In April 2001, one of the most outspoken critics -- Professor Theodore Postol -- began sending a stream of letters to MIT officials, calling the POET report “a serious case of scientific fraud” and demanding that MIT repudiate the report. In November 2002, a preliminary inquiry into Postol’s allegations by Professor Edward F. Crawley ’76, then the head of the Department of Aeronautics and Astronautics, found that Postol’s allegations had enough merit to warrant a full investigation.

Under MIT’s rules, an investigation should have begun “promptly” thereafter. But no investigation ever did, because MIT now says the Missile Defense Agency -- the successor of the agency that commissioned the POET report in the first place -- refused to allow an MIT investigation to proceed.

The Missile Defense Agency “decided that all of the information related to the allegations, including the report of the inquiry itself, had to be classified in order to protect national security,” MIT said in its statement, released Wednesday.

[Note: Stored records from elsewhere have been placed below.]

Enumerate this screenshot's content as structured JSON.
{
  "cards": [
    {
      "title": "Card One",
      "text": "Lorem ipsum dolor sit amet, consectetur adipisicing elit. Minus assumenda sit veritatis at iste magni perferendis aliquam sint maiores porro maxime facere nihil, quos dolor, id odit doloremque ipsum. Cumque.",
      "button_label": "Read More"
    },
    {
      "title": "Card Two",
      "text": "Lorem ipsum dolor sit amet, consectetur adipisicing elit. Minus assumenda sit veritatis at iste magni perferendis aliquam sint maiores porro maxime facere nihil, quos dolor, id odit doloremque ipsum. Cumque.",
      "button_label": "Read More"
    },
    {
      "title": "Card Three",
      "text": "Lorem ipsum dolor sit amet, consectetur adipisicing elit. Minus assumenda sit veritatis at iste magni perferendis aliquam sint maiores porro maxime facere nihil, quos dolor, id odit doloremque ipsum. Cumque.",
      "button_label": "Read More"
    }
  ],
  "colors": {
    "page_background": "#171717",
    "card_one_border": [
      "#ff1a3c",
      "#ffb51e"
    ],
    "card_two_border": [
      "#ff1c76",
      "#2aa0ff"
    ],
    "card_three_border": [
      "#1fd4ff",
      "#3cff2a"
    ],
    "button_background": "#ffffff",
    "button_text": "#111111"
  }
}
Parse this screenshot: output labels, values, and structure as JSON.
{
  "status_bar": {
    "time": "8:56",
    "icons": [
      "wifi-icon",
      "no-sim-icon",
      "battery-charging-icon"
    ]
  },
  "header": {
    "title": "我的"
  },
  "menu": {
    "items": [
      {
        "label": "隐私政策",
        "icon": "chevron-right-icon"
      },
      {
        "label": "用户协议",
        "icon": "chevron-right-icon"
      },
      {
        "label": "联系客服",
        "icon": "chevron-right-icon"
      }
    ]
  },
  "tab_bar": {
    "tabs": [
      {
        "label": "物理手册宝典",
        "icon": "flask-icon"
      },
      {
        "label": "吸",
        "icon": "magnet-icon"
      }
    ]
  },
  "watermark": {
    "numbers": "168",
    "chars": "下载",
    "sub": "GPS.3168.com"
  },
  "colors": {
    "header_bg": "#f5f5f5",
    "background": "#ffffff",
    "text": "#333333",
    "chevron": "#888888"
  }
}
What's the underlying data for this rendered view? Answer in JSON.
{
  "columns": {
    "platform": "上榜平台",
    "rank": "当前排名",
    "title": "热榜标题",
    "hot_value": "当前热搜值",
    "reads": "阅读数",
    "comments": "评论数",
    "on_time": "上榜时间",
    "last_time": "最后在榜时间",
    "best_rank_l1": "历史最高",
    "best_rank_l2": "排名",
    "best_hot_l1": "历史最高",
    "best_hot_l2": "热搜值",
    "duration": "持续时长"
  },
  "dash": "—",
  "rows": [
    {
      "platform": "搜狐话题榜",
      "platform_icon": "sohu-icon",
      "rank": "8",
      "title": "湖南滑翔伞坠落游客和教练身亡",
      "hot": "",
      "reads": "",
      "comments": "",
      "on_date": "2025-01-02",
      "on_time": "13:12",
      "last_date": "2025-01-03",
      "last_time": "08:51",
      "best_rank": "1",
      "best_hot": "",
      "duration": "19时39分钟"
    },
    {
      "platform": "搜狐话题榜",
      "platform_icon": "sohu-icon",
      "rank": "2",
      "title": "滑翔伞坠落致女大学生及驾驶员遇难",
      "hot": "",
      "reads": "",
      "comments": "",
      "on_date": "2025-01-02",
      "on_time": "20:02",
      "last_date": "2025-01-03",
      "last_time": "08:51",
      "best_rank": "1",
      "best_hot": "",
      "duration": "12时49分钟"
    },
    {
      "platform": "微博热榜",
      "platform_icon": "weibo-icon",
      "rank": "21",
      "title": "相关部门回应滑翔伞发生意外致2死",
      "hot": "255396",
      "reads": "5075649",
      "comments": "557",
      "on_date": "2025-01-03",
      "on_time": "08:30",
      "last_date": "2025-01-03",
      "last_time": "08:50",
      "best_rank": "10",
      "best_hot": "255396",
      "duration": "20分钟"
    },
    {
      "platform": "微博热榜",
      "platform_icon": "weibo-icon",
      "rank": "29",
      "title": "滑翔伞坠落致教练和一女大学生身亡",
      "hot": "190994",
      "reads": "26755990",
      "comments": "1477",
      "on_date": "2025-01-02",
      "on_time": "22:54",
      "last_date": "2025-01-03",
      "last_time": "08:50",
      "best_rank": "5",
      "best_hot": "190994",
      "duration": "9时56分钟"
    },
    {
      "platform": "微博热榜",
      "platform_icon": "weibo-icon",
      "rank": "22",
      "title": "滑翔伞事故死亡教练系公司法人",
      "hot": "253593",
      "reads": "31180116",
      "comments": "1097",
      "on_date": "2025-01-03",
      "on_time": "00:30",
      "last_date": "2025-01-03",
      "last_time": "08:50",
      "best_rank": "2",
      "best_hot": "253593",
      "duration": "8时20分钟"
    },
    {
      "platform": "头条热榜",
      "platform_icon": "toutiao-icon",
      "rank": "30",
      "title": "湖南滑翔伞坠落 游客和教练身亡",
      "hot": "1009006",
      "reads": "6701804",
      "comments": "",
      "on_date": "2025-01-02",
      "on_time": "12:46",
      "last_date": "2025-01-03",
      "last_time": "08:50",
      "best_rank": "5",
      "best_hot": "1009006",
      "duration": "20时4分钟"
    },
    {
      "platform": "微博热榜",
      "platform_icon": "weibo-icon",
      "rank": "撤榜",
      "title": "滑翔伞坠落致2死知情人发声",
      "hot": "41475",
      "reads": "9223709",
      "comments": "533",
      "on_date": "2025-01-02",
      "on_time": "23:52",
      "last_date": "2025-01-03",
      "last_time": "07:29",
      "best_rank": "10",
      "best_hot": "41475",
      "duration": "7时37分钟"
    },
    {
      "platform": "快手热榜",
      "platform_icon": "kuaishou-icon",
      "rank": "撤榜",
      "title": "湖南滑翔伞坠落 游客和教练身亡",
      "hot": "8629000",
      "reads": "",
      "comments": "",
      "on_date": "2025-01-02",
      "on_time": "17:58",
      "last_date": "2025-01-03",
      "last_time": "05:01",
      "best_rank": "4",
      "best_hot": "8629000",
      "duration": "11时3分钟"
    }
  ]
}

“MIT has identified a panel of distinguished outside investigators, all of whom have appropriate security clearances, to conduct the investigation. However, we have not yet been successful in obtaining approval from the Missile Defense Agency to give them access to this classified information. Without that access, the investigation cannot be conducted. We continue to seek the approval needed so that the investigation can proceed,” the statement said.

Coyle, the former assistant secretary of defense, wondered why MIT does not already have whatever classified information it needs. “It should go without saying, but Lincoln Lab must have had the necessary information they needed to do their work in the first place,” Coyle said. “If they did, then the investigation could be completed by MIT using information already in its possession.”

For scientists, no resolution

For Postol, who has been writing highly critical letters about the POET study to various officials for almost a half-decade, MIT’s inability to perform the investigation required under the MIT rules represents an inconclusive result.

In an e-mail, he argued that MIT did not need access to classified information -- just common sense and tough questioning -- in order to validate his accusations of scientific fraud.

Meanwhile, another kind of inconclusive result is surely present for the authors of the POET study, who include Dr. Ming-Jer Tsai and Dr. Charles K. Meins Jr. ’75 of Lincoln Laboratory.

Postol insists that his accusations of fraud are aimed only at the Pentagon and the management of Lincoln Laboratory, not the POET study’s named authors. But that is little consolation to the authors, who have been instructed not to defend their work publicly, according to a scientist familiar with the team’s work who spoke on condition of anonymity in 2002.

“Ted Postol is making all these claims,” the scientist said then. “Unfortunately I can’t talk to him, explain to him that we have data that proves that he’s wrong.”

Meins and Tsai did not respond to repeated requests for comment.